De Fishbed werd tijdens zijn operationele levensduur in een groot aantal conflicten ingezet, veelal door client-states van de Sovjet-Unie. De eerste echte test werd het Indo-Pakistaanse conflict van 1965. De Indiase MiGs moesten het opnemen tegen een verscheidenheid van toestellen die Pakistan kon inzetten: Hunters, F-86F Sabres en F-104A Starfighters. Voor een eerste kill met een Fishbed moesten de Indiërs echter nog wachten tot in 1971 de herhaling van dit conflict plaatsvond. Voor zover de claims enigszins betrouwbaar zijn werd door Pakistan een MiG neergehaald tegenover vijf verliezen aan Indiase zijde.

In het Midden-Oosten hadden de door de Arabische landen ingezette MiGs daarentegen weinig in te brengen tegen de Israëlische Mirages. Dat lag niet zozeer aan de tekortkomingen van de Fishbed, of de superioriteit van de Mirages, als wel aan de kwaliteiten van de Israëlische vliegers. Naast hun superieure training werden deze ook nog eens geholpen door de kennis over de zwakke punten van de vijandelijke vliegtuigen die zij hadden verkregen door een overgelopen Irakese MiG-vlieger. Daarnaast werd ook nog eens het overgrote deel van de Arabische vliegtuigen op de grond vernietigd bij bombardementen van de Israëlische luchtmacht.

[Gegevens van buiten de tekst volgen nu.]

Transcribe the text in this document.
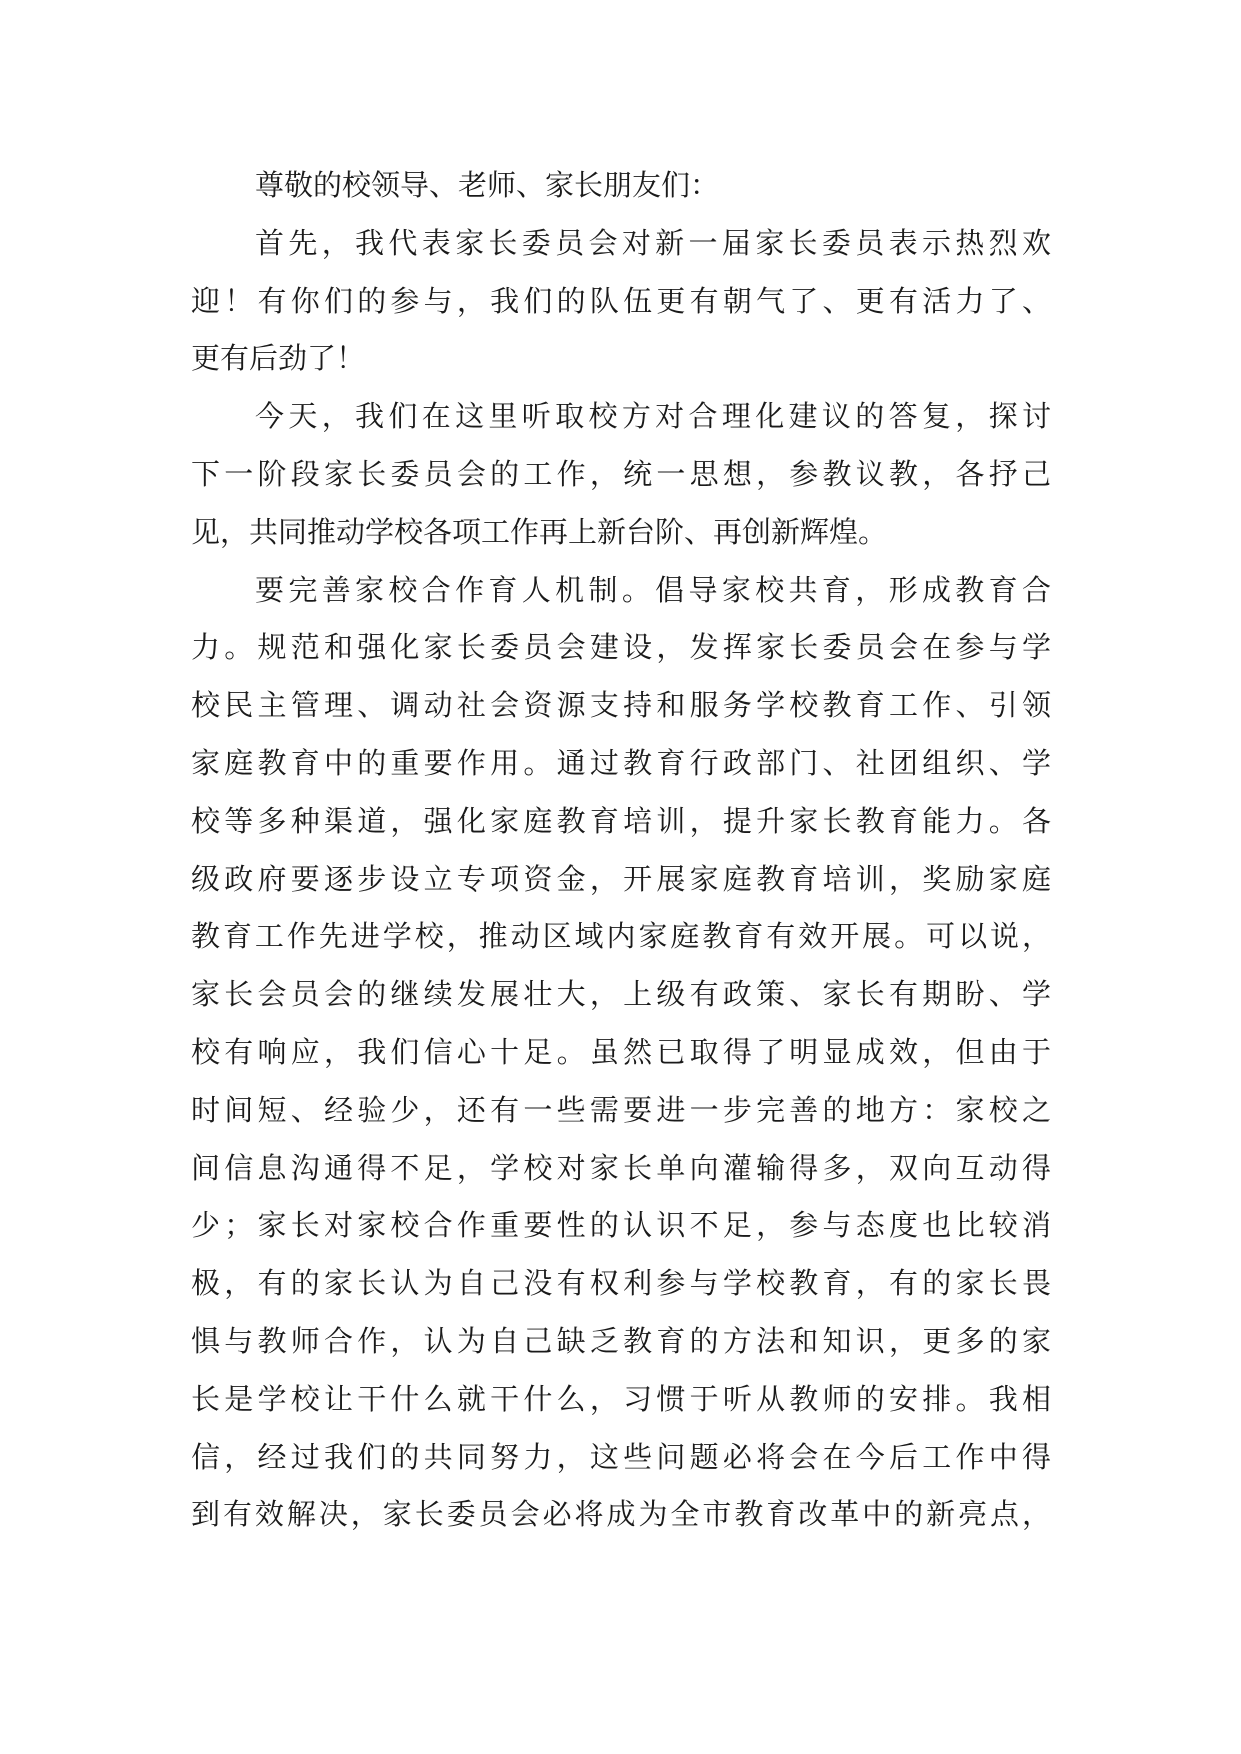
尊敬的校领导、老师、家长朋友们：
首先，我代表家长委员会对新一届家长委员表示热烈欢
迎！有你们的参与，我们的队伍更有朝气了、更有活力了、
更有后劲了！
今天，我们在这里听取校方对合理化建议的答复，探讨
下一阶段家长委员会的工作，统一思想，参教议教，各抒己
见，共同推动学校各项工作再上新台阶、再创新辉煌。
要完善家校合作育人机制。倡导家校共育，形成教育合
力。规范和强化家长委员会建设，发挥家长委员会在参与学
校民主管理、调动社会资源支持和服务学校教育工作、引领
家庭教育中的重要作用。通过教育行政部门、社团组织、学
校等多种渠道，强化家庭教育培训，提升家长教育能力。各
级政府要逐步设立专项资金，开展家庭教育培训，奖励家庭
教育工作先进学校，推动区域内家庭教育有效开展。可以说，
家长会员会的继续发展壮大，上级有政策、家长有期盼、学
校有响应，我们信心十足。虽然已取得了明显成效，但由于
时间短、经验少，还有一些需要进一步完善的地方：家校之
间信息沟通得不足，学校对家长单向灌输得多，双向互动得
少；家长对家校合作重要性的认识不足，参与态度也比较消
极，有的家长认为自己没有权利参与学校教育，有的家长畏
惧与教师合作，认为自己缺乏教育的方法和知识，更多的家
长是学校让干什么就干什么，习惯于听从教师的安排。我相
信，经过我们的共同努力，这些问题必将会在今后工作中得
到有效解决，家长委员会必将成为全市教育改革中的新亮点，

Tijdens de Vietnam-oorlog van 1964 – 1972 werd de Fishbed vanaf 1966 op grote schaal ingezet door de luchtmacht van Noord-Vietnam. Vooral tijdens de eerste jaren van deze oorlog werden door de Noord-Vietnamezen grote successen geboekt in de strijd tegen de logge F-105 Thunderchiefs die door de Amerikanen werden ingezet om Vietnamese posities te bombarderen. Dat veranderde toen de Amerikanen F-4 Phantoms gingen inzetten als escort en combat air patrol (MiG-CAP). Door verbeterde trainingsmethoden van de Amerikaanse vliegers, zoals de Top Gun en Red Flag oefeningen, wisten de Amerikanen uiteindelijk het tij te keren.

Het eerste en enige diploma ooit behaald voor een uurtje in de cockpit zitten en uitleg krijgen

Tenslotte

Over de MiG-21 zijn hele boeken te schrijven, en dat is ook gebeurd. Net als zijn NAVO-collega Starfighter was de Fishbed een vliegtuig dat, wanneer je in de kleine cockpit klauterde, meteen goed voelde. Het vliegtuig zag er goed uit en, what looks good, is good, wordt wel eens gezegd.

Ondanks alle beschreven tekortkomingen was het een vliegtuig dat deed waarvoor het was ontworpen: maximale prestaties tegen relatief geringe kosten, makkelijk te onderhouden en eenvoudig te vliegen. Al deze eigenschappen hebben bijgedragen tot het grote succes van deze (helaas in onze actieve tijd nog tot de slagorde van de vijand behorende) kist[6].

Eindnoten
1.  Hindustan Aeronautics Limited.

2. Van de circa 1200 Indiase MiG’s ging een kwart bij ongelukken verloren; hierbij vergeleken waren de verliescijfers van de F-104G Starfighters (die de reputatie in Duitsland had van Witwenmacher) in Europa peanuts.

3. Ter vergelijking enkele productiecijfers van westerse jachtvliegtuigen uit die tijd: Mirage III: 1400, F-104: 2300, F-4: 5200.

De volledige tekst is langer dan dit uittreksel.